II MAX A STOWAWAY 220
PRINCESS POLLY AT PLAY
CHAPTER I
POLLY, ROSE AND GWEN
A Summer at Cliffmore!
Princess Polly and Rose Atherton could think of little else.
It was true that Avondale was a charming place in which to live, and
there were pleasant schoolmates and merry times when Winter came.
There were fine lawns and beautiful flowers everywhere, but Polly and
Rose loved the shore, and surely the salt air was delightful, and the
beach a lovely place on which to romp. There was Captain Seaford,
whose little daughter, Sprite, had spent the winter at Avondale, and
a pleasant little playmate and classmate she had been.
She had returned to her home at Cliffmore, and now was counting the
days when Princess Polly and Rose would arrive, and every morning she
would stand in the doorway of her home on the beach, and look in the
direction in which Avondale lay.
It happened one morning that at the same moment that Sprite opened the
door to look out, Princess Polly and Rose were talking of her. They,
too, were out in the sunshine.
"How pretty Sprite looked last Summer when she played that she was a
little mermaid, and lay on the rocks looking down into the water, her
long yellow hair hanging down over her shoulders," Polly said.

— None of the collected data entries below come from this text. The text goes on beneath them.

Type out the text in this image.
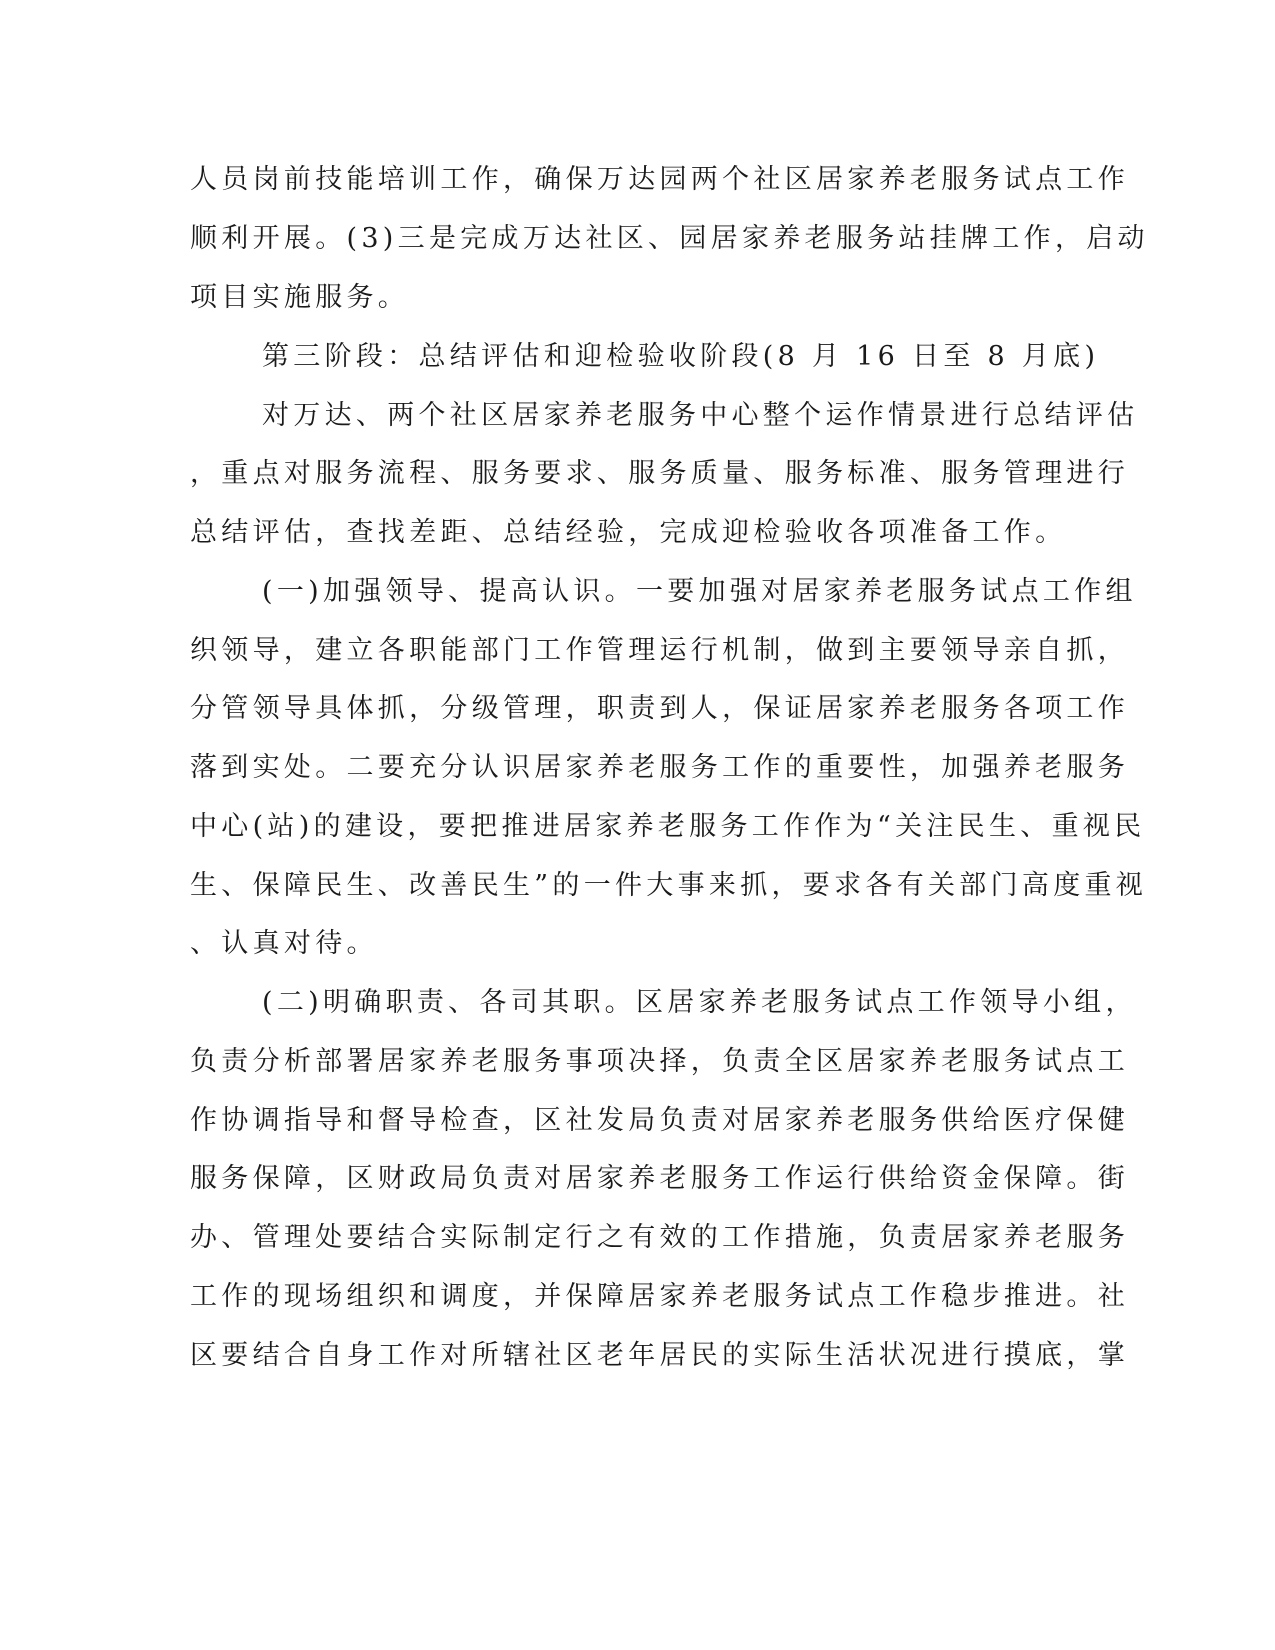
人员岗前技能培训工作，确保万达园两个社区居家养老服务试点工作
顺利开展。(3)三是完成万达社区、园居家养老服务站挂牌工作，启动
项目实施服务。
第三阶段：总结评估和迎检验收阶段(8 月 16 日至 8 月底)
对万达、两个社区居家养老服务中心整个运作情景进行总结评估
，重点对服务流程、服务要求、服务质量、服务标准、服务管理进行
总结评估，查找差距、总结经验，完成迎检验收各项准备工作。
(一)加强领导、提高认识。一要加强对居家养老服务试点工作组
织领导，建立各职能部门工作管理运行机制，做到主要领导亲自抓，
分管领导具体抓，分级管理，职责到人，保证居家养老服务各项工作
落到实处。二要充分认识居家养老服务工作的重要性，加强养老服务
中心(站)的建设，要把推进居家养老服务工作作为“关注民生、重视民
生、保障民生、改善民生”的一件大事来抓，要求各有关部门高度重视
、认真对待。
(二)明确职责、各司其职。区居家养老服务试点工作领导小组，
负责分析部署居家养老服务事项决择，负责全区居家养老服务试点工
作协调指导和督导检查，区社发局负责对居家养老服务供给医疗保健
服务保障，区财政局负责对居家养老服务工作运行供给资金保障。街
办、管理处要结合实际制定行之有效的工作措施，负责居家养老服务
工作的现场组织和调度，并保障居家养老服务试点工作稳步推进。社
区要结合自身工作对所辖社区老年居民的实际生活状况进行摸底，掌
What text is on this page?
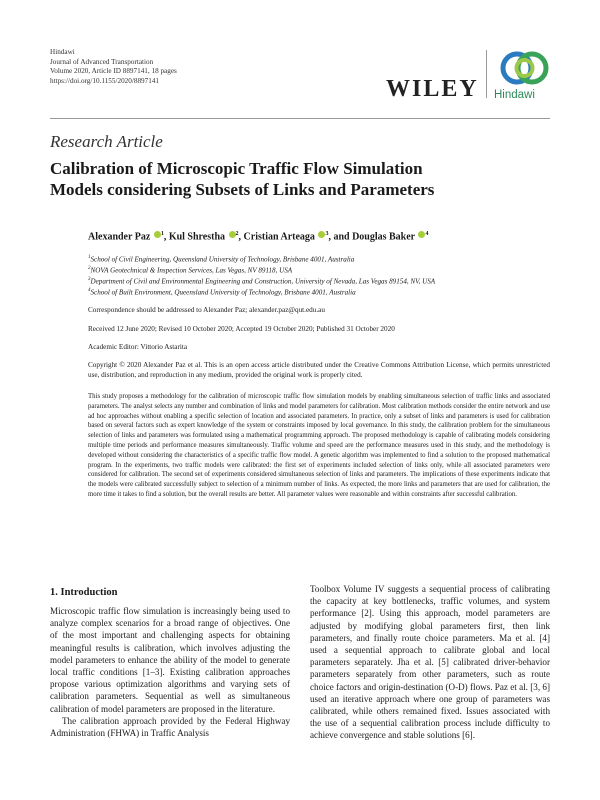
Hindawi
Journal of Advanced Transportation
Volume 2020, Article ID 8897141, 18 pages
https://doi.org/10.1155/2020/8897141	WILEY Hindawi
Research Article
Calibration of Microscopic Traffic Flow Simulation
Models considering Subsets of Links and Parameters
Alexander Paz $^1$, Kul Shrestha $^2$, Cristian Arteaga $^3$, and Douglas Baker $^4$
$^1$School of Civil Engineering, Queensland University of Technology, Brisbane 4001, Australia
$^2$NOVA Geotechnical & Inspection Services, Las Vegas, NV 89118, USA
$^3$Department of Civil and Environmental Engineering and Construction, University of Nevada, Las Vegas 89154, NV, USA
$^4$School of Built Environment, Queensland University of Technology, Brisbane 4001, Australia
Correspondence should be addressed to Alexander Paz; alexander.paz@qut.edu.au
Received 12 June 2020; Revised 10 October 2020; Accepted 19 October 2020; Published 31 October 2020
Academic Editor: Vittorio Astarita
Copyright © 2020 Alexander Paz et al. This is an open access article distributed under the Creative Commons Attribution License, which permits unrestricted use, distribution, and reproduction in any medium, provided the original work is properly cited.
This study proposes a methodology for the calibration of microscopic traffic flow simulation models by enabling simultaneous selection of traffic links and associated parameters. The analyst selects any number and combination of links and model parameters for calibration. Most calibration methods consider the entire network and use ad hoc approaches without enabling a specific selection of location and associated parameters. In practice, only a subset of links and parameters is used for calibration based on several factors such as expert knowledge of the system or constraints imposed by local governance. In this study, the calibration problem for the simultaneous selection of links and parameters was formulated using a mathematical programming approach. The proposed methodology is capable of calibrating models considering multiple time periods and performance measures simultaneously. Traffic volume and speed are the performance measures used in this study, and the methodology is developed without considering the characteristics of a specific traffic flow model. A genetic algorithm was implemented to find a solution to the proposed mathematical program. In the experiments, two traffic models were calibrated: the first set of experiments included selection of links only, while all associated parameters were considered for calibration. The second set of experiments considered simultaneous selection of links and parameters. The implications of these experiments indicate that the models were calibrated successfully subject to selection of a minimum number of links. As expected, the more links and parameters that are used for calibration, the more time it takes to find a solution, but the overall results are better. All parameter values were reasonable and within constraints after successful calibration.
1. Introduction

Microscopic traffic flow simulation is increasingly being used to analyze complex scenarios for a broad range of objectives. One of the most important and challenging aspects for obtaining meaningful results is calibration, which involves adjusting the model parameters to enhance the ability of the model to generate local traffic conditions [1–3]. Existing calibration approaches propose various optimization algorithms and varying sets of calibration parameters. Sequential as well as simultaneous calibration of model parameters are proposed in the literature.

The calibration approach provided by the Federal Highway Administration (FHWA) in Traffic Analysis

Toolbox Volume IV suggests a sequential process of calibrating the capacity at key bottlenecks, traffic volumes, and system performance [2]. Using this approach, model parameters are adjusted by modifying global parameters first, then link parameters, and finally route choice parameters. Ma et al. [4] used a sequential approach to calibrate global and local parameters separately. Jha et al. [5] calibrated driver-behavior parameters separately from other parameters, such as route choice factors and origin-destination (O-D) flows. Paz et al. [3, 6] used an iterative approach where one group of parameters was calibrated, while others remained fixed. Issues associated with the use of a sequential calibration process include difficulty to achieve convergence and stable solutions [6].
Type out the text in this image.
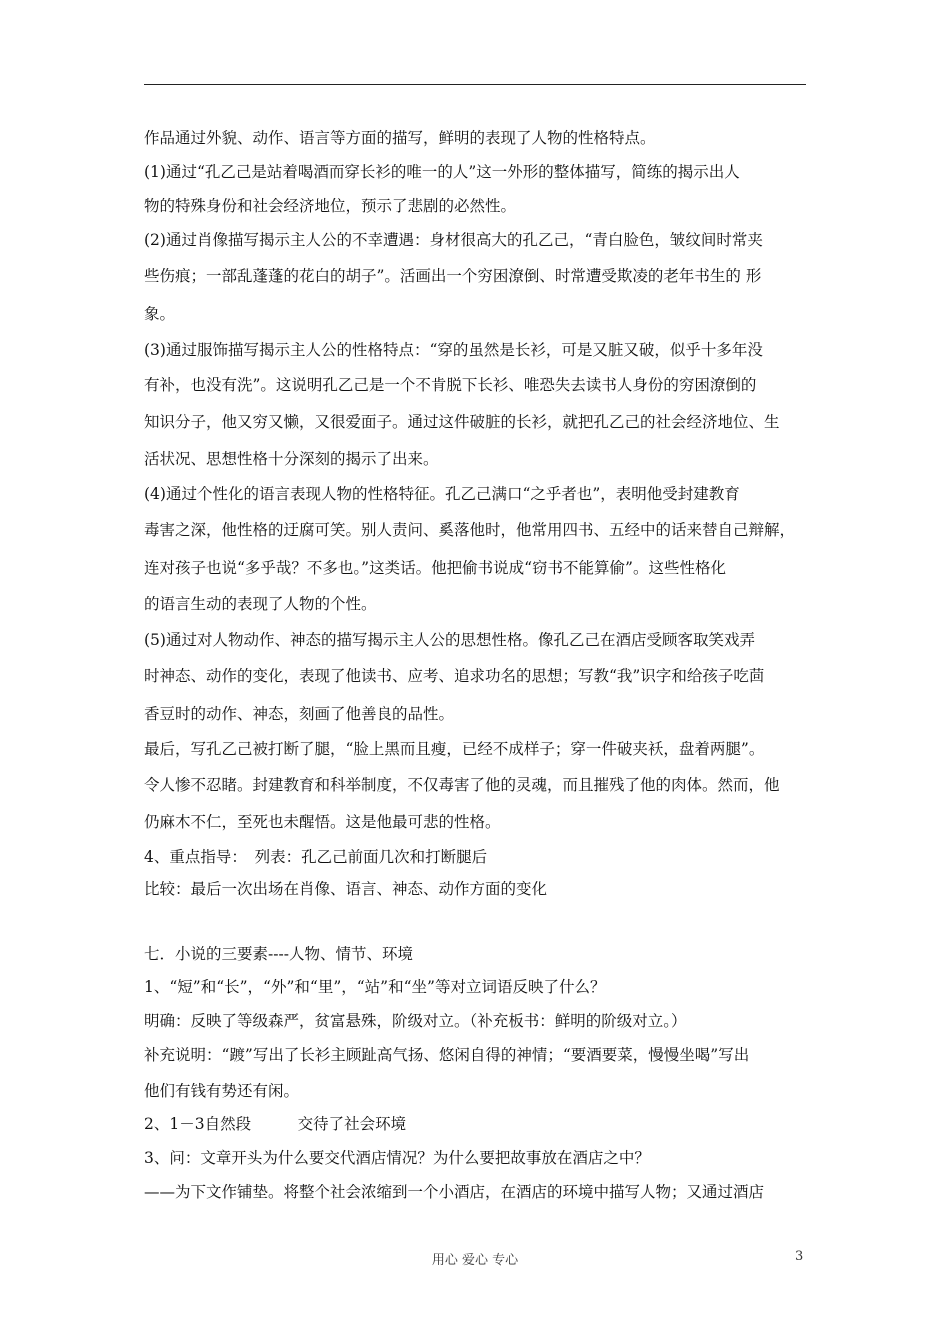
作品通过外貌、动作、语言等方面的描写，鲜明的表现了人物的性格特点。
(1)通过“孔乙己是站着喝酒而穿长衫的唯一的人”这一外形的整体描写，简练的揭示出人
物的特殊身份和社会经济地位，预示了悲剧的必然性。
(2)通过肖像描写揭示主人公的不幸遭遇：身材很高大的孔乙己，“青白脸色，皱纹间时常夹
些伤痕；一部乱蓬蓬的花白的胡子”。活画出一个穷困潦倒、时常遭受欺凌的老年书生的 形
象。
(3)通过服饰描写揭示主人公的性格特点：“穿的虽然是长衫，可是又脏又破，似乎十多年没
有补，也没有洗”。这说明孔乙己是一个不肯脱下长衫、唯恐失去读书人身份的穷困潦倒的
知识分子，他又穷又懒，又很爱面子。通过这件破脏的长衫，就把孔乙己的社会经济地位、生
活状况、思想性格十分深刻的揭示了出来。
(4)通过个性化的语言表现人物的性格特征。孔乙己满口“之乎者也”，表明他受封建教育
毒害之深，他性格的迂腐可笑。别人责问、奚落他时，他常用四书、五经中的话来替自己辩解，
连对孩子也说“多乎哉？不多也。”这类话。他把偷书说成“窃书不能算偷”。这些性格化
的语言生动的表现了人物的个性。
(5)通过对人物动作、神态的描写揭示主人公的思想性格。像孔乙己在酒店受顾客取笑戏弄
时神态、动作的变化，表现了他读书、应考、追求功名的思想；写教“我”识字和给孩子吃茴
香豆时的动作、神态，刻画了他善良的品性。
最后，写孔乙己被打断了腿，“脸上黑而且瘦，已经不成样子；穿一件破夹袄，盘着两腿”。
令人惨不忍睹。封建教育和科举制度，不仅毒害了他的灵魂，而且摧残了他的肉体。然而，他
仍麻木不仁，至死也未醒悟。这是他最可悲的性格。
4、重点指导：　列表：孔乙己前面几次和打断腿后
比较：最后一次出场在肖像、语言、神态、动作方面的变化
七．小说的三要素----人物、情节、环境
1、“短”和“长”，“外”和“里”，“站”和“坐”等对立词语反映了什么？
明确：反映了等级森严，贫富悬殊，阶级对立。（补充板书：鲜明的阶级对立。）
补充说明：“踱”写出了长衫主顾趾高气扬、悠闲自得的神情；“要酒要菜，慢慢坐喝”写出
他们有钱有势还有闲。
2、1－3自然段　　　交待了社会环境
3、问：文章开头为什么要交代酒店情况？为什么要把故事放在酒店之中？
——为下文作铺垫。将整个社会浓缩到一个小酒店，在酒店的环境中描写人物；又通过酒店
用心 爱心 专心	3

"And the day that she invited me over to her house," said Rose, "her
dress was light green, and she wore a string of coral around her neck.
I thought she looked sweet then."
"How we did enjoy her house! We never saw one like it. It was a ship's
hulk, turned upside down, and divided up into rooms. Oh, but it was
cosey!" Polly said.
"And it won't be long before we'll be there at the shore, playing with
Sprite just as we did last Summer," said Rose.
A long time they stood talking. There were such delightful memories of
Cliffmore, and so many pleasures to anticipate. There would be sailing
trips on the "Dolphin," the yacht belonging to Captain Atherton, and
Captain Atherton himself had hinted at some sort of merry-making that
would occur at his fine home on the shore.
"Uncle John doesn't say whether it is to be a party, or what it will
be, but when I asked him if it would be fine, he took me on his knee,
and he said:
"'Rose, little Rose, it will be the brightest, the happiest event that
I ever attended,' so I guess it will be fine, for Uncle John always
means what he says," Rose concluded.